As you can see for font size 72 the height was 200.88 but the actual height
is 50.22 which is 200.88 / 4

Thanks,
Pradhan

Re: PDFBox TextPostion.getHeightDir() gives 4 times the actual height only for font cambria

Posted by Andreas Lehmkuehler <an...@lehmi.de>.
Hi,

Am 19.07.2013 09:34, schrieb Pradhan C N:
> Hi all,
> I am using PDFBox 1.8.2 PDFTextStripper. I noticed that if the pdf file has
> Cambria font the height of the text position is completely wrong. It turns out
> that the height is exactly 4 times the actual height.
> I have attached the test pdf file I used and also find below the output from my
Due to some restrictions your pdf didn't  make it. Please send either a link to
a download location (shared hoster or something similar) or create an issue on
JIRA [1] and attach the pdf in question.

> program for each char in the pdf.
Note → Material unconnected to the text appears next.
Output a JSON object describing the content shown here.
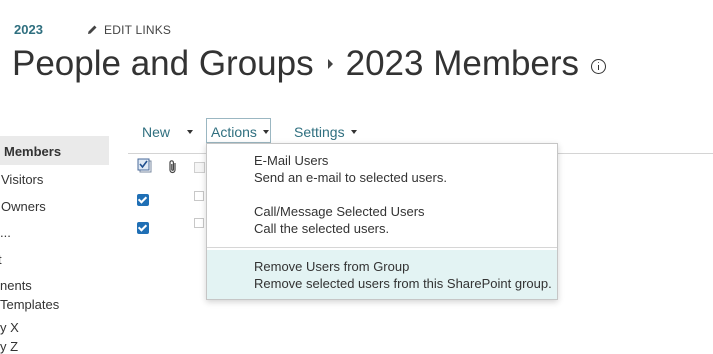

Its a simple pdf which has the word cambria in
> different font sizes.
> I have tested with all other fonts and it gives me perfect height but why
> cambria fails ?
>
> Font size 2
>
> C getHeightDir() 5.3568 getYScale()  1.92
> getFont().getFontBoundingBox().getHeight() 5580.0
> a getHeightDir() 5.3568 getYScale()  1.92
> getFont().getFontBoundingBox().getHeight() 5580.0
> m getHeightDir() 5.3568 getYScale()  1.92
> getFont().getFontBoundingBox().getHeight() 5580.0
> b getHeightDir() 5.3568 getYScale()  1.92
> getFont().getFontBoundingBox().getHeight() 5580.0
> r getHeightDir() 5.3568 getYScale()  1.92
> getFont().getFontBoundingBox().getHeight() 5580.0
> i getHeightDir() 5.3568 getYScale()  1.92
> getFont().getFontBoundingBox().getHeight() 5580.0
> a getHeightDir() 5.3568 getYScale()  1.92
> getFont().getFontBoundingBox().getHeight() 5580.0
> SNIP

> Thanks,
> Pradhan

BR
Andreas Lehmkühler

[1] https://issues.apache.org/jira/browse/PDFBOX